You aren't going to see a 9-0 or 8-1 or even a 7-2 on an abortion case, or any of the other 'hot tickets' so why sit there and debate? Because maybe Thomas, Roberts, Alito and friends can convince Ginsburg and Stevens that they have been wrong all along with their liberal ideology? Probably not. Rehnquist did it the right way, and hopefully Roberts will decide he doesn't have to be personable and likeable to do a good job.

He is following quiet a man, a great Chief Justice. I understand he has to 'be his own man', but at the same time, take what Rehnquist did right and continue it. Take what Rehnquist did poorly and improve on it.

I disagree. Discussions are not a waste of time for a judicial body. They can result in important changes in how the role of the Court itself is viewed by the Justices. That, in result, affects the kind of rulings they hand down.

Of course there are instances where the Justice's minds are made up on an issue. I'm not saying that Roberts is going to convince Ginsburg to overturn Roe.

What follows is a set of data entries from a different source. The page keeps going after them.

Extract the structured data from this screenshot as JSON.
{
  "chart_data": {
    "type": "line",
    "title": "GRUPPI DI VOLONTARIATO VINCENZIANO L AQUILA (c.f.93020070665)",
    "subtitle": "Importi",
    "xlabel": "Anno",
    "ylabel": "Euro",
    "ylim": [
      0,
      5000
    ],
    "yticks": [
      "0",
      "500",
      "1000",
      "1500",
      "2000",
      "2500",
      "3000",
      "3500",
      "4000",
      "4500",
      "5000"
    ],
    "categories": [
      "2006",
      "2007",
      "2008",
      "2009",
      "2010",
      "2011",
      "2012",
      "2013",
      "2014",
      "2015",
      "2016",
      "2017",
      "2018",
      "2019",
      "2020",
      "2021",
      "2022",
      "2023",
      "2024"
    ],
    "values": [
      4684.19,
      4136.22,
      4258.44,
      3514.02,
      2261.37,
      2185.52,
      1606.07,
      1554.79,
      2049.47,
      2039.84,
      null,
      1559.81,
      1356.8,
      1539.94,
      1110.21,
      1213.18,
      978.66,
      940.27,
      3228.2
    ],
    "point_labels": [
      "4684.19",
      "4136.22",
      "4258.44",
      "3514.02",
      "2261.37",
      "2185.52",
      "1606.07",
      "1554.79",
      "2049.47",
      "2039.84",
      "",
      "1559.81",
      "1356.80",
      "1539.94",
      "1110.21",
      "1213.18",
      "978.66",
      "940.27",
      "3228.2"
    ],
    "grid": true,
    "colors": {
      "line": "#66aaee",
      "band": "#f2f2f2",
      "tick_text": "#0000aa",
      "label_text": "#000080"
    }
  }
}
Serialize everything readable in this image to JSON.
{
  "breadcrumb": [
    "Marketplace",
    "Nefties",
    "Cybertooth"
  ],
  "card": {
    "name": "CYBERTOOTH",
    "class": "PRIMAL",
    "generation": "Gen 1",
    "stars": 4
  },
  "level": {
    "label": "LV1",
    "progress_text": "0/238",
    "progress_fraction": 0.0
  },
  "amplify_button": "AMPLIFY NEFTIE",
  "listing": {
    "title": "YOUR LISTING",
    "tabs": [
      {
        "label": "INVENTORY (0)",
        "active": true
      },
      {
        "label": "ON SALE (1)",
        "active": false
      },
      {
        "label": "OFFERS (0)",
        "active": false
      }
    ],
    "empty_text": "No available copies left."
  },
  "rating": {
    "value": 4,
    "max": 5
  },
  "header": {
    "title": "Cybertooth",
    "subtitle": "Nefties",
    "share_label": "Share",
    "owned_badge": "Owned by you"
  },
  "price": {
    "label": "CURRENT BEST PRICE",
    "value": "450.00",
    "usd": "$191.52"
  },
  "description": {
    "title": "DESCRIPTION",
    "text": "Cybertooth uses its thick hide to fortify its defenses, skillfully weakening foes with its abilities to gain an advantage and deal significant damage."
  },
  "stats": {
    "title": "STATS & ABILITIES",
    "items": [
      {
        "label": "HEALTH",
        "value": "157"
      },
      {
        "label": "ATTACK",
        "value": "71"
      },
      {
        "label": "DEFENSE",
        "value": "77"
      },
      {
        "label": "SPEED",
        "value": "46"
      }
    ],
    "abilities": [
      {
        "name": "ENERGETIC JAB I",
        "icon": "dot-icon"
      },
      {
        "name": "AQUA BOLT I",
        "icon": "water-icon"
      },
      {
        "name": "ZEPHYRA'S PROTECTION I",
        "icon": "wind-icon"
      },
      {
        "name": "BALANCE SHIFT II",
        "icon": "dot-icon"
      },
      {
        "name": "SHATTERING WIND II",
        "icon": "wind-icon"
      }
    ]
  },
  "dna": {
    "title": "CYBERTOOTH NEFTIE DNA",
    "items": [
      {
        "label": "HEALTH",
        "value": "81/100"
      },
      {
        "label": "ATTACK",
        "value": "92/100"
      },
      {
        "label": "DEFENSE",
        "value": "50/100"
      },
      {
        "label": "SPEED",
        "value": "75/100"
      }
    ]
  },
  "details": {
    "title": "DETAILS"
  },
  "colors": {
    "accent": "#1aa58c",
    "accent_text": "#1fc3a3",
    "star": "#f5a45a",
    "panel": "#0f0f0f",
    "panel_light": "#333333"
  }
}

However, look at this term's Ayotte v Planned Parenthood. There, in a unanimous decision, the Court directed the lower appeals court to look at the abortion law in question much more narrowly. The Court seems to be resisting facial challenges to abortion laws (in the past, they might've just struck the whole thing down). This Court is looking to make more narrow invalidations of specific applications of the law.

Think of it as using a surgeon's scalpel instead of an ax. The Court will say "this specific 'as applied' challenge is an undue burden" but they won't invalidate the entire law. If the trend holds, it could be an important change in the Roberts Court.

A viewpoint like this is one that could only be arrived at via discussion. It's not the simple "thumbs up-thumbs down" vote. It's a focused examination.

I don't think that Roberts will persuade the other Justices away from strong ideological beliefs. However, he can persuade their decisions to be more focused. That, in effect, will temper some of those strong ideological beliefs.